Ha una lacrima tatuata sotto l’occhio, simbolo di un’infanzia difficile. Un segno che gli ricorda di quando da bambino giocava a piedi nudi per le strade del barrio di Guasmo a Guayaquil, in Ecuador, quartiere devastato dalla malavita e dalla povertà: il calcio per lui, come per molti, è stata una fuga, ha rappresentato un’alternativa di vita che ha alimentato il sogno di diventare professionista per gettarsi alle spalle “Morti, scontri, sparatorie tra bande…”.
A 15 anni partecipa a un reality show “Camino a la Gloria” (un format simile a “Campioni”) per poter “vincere” un provino con una grande squadra: vince e va a fare uno stage col Boca Juniors. E’ il primo passo verso una nuova vita che lo ha portato in giro per il mondo.
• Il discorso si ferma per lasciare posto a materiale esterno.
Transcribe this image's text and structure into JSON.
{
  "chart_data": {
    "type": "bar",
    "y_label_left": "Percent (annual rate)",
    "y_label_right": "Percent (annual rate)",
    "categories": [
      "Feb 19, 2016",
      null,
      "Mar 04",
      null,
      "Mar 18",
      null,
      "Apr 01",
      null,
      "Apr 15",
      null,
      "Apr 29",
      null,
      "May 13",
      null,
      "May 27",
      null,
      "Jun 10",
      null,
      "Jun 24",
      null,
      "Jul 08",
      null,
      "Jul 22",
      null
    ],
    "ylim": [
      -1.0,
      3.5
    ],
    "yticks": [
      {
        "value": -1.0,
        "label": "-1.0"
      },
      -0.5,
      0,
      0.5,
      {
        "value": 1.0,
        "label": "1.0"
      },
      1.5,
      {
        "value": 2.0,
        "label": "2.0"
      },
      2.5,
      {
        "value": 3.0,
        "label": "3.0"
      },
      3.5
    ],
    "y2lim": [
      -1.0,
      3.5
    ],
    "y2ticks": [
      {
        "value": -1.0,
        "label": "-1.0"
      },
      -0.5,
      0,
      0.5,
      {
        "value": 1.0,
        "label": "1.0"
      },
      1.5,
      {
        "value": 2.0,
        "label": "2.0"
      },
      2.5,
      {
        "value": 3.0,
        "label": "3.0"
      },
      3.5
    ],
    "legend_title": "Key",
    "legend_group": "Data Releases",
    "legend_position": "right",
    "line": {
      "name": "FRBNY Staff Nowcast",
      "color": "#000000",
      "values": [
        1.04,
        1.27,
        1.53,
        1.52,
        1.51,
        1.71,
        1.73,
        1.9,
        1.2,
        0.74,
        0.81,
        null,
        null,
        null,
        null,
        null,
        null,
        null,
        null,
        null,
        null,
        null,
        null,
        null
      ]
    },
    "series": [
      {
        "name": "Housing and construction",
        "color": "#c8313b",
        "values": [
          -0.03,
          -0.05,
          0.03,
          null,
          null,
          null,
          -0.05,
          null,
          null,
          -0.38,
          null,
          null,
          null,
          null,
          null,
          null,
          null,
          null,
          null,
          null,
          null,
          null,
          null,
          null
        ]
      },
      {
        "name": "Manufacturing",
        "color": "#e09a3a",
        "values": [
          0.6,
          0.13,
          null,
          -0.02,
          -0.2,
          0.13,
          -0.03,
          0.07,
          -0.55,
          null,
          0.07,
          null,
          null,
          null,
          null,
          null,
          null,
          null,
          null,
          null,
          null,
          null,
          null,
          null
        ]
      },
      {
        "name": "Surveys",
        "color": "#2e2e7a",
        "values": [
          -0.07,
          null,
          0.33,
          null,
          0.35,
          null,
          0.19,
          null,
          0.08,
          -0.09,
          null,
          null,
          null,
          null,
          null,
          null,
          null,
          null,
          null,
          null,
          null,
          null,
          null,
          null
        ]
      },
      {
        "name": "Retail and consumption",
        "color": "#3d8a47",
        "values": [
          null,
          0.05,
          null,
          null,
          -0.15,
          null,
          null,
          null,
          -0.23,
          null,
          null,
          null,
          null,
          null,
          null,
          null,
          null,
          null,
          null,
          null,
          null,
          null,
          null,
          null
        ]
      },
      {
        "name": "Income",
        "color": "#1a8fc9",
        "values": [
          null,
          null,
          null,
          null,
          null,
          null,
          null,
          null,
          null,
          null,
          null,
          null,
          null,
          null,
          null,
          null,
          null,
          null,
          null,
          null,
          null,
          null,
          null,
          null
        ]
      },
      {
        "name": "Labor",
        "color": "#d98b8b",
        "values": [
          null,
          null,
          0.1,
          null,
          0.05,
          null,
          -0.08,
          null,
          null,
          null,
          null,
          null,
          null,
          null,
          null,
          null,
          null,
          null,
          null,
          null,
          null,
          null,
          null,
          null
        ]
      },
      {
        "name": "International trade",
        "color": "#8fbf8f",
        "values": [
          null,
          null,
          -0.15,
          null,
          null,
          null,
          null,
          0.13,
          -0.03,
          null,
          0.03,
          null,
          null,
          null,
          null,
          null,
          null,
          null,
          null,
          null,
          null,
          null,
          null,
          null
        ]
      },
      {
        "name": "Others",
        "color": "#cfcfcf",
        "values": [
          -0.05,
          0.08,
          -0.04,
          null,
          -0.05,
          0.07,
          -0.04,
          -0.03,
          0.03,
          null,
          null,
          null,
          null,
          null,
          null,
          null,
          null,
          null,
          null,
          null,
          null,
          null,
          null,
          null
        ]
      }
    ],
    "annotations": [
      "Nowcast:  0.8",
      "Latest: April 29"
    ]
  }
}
Ha giocato in Spagna, Inghilterra, Emirati Arabi e perfino in Russia, prima di approdare, nel 2017, in Italia, alla Lazio.

Tutte le volte in cui quest’anno è partito titolare,
la Lazio non ha mai perso

Per la sua stazza (183 cm), per la sua agilità, è soprannominato Pantera nera o anche semplicemente Pantera. Dopo un errore decisivo per la Champions e un’estate in cui sembrava destinato a partire, Caicedo si sta riscattando: quest’anno, in 11 partite con la Lazio ha realizzato già 4 gol e 4 assist.

L’attaccante trentenne, oggi, è un giocatore nuovo rispetto a quello visto la scorsa stagione.
Considerato e acquistato in qualità di prima punta, con l’insistenza di Inzaghi e la voglia di non mollare che lo ha sempre distinto, si è trasformato e sta trovando la sua dimensione ideale in quel di Roma.
L’etichetta di vice-Immobile non gli è più congeniale, la Pantera è una risorsa da utilizzare alle spalle dell’attaccante campano.
Ha visione di gioco, oltre che tecnica. Aiuta la squadra, rifinisce, si allarga, serve assist: la Lazio con lui in campo crea tanto e con Immobile sta dimostrando di intendersi e completarsi dando vita a un tandem offensivo davvero pericoloso sotto porta che potrebbe fare le fortune biancocelesti.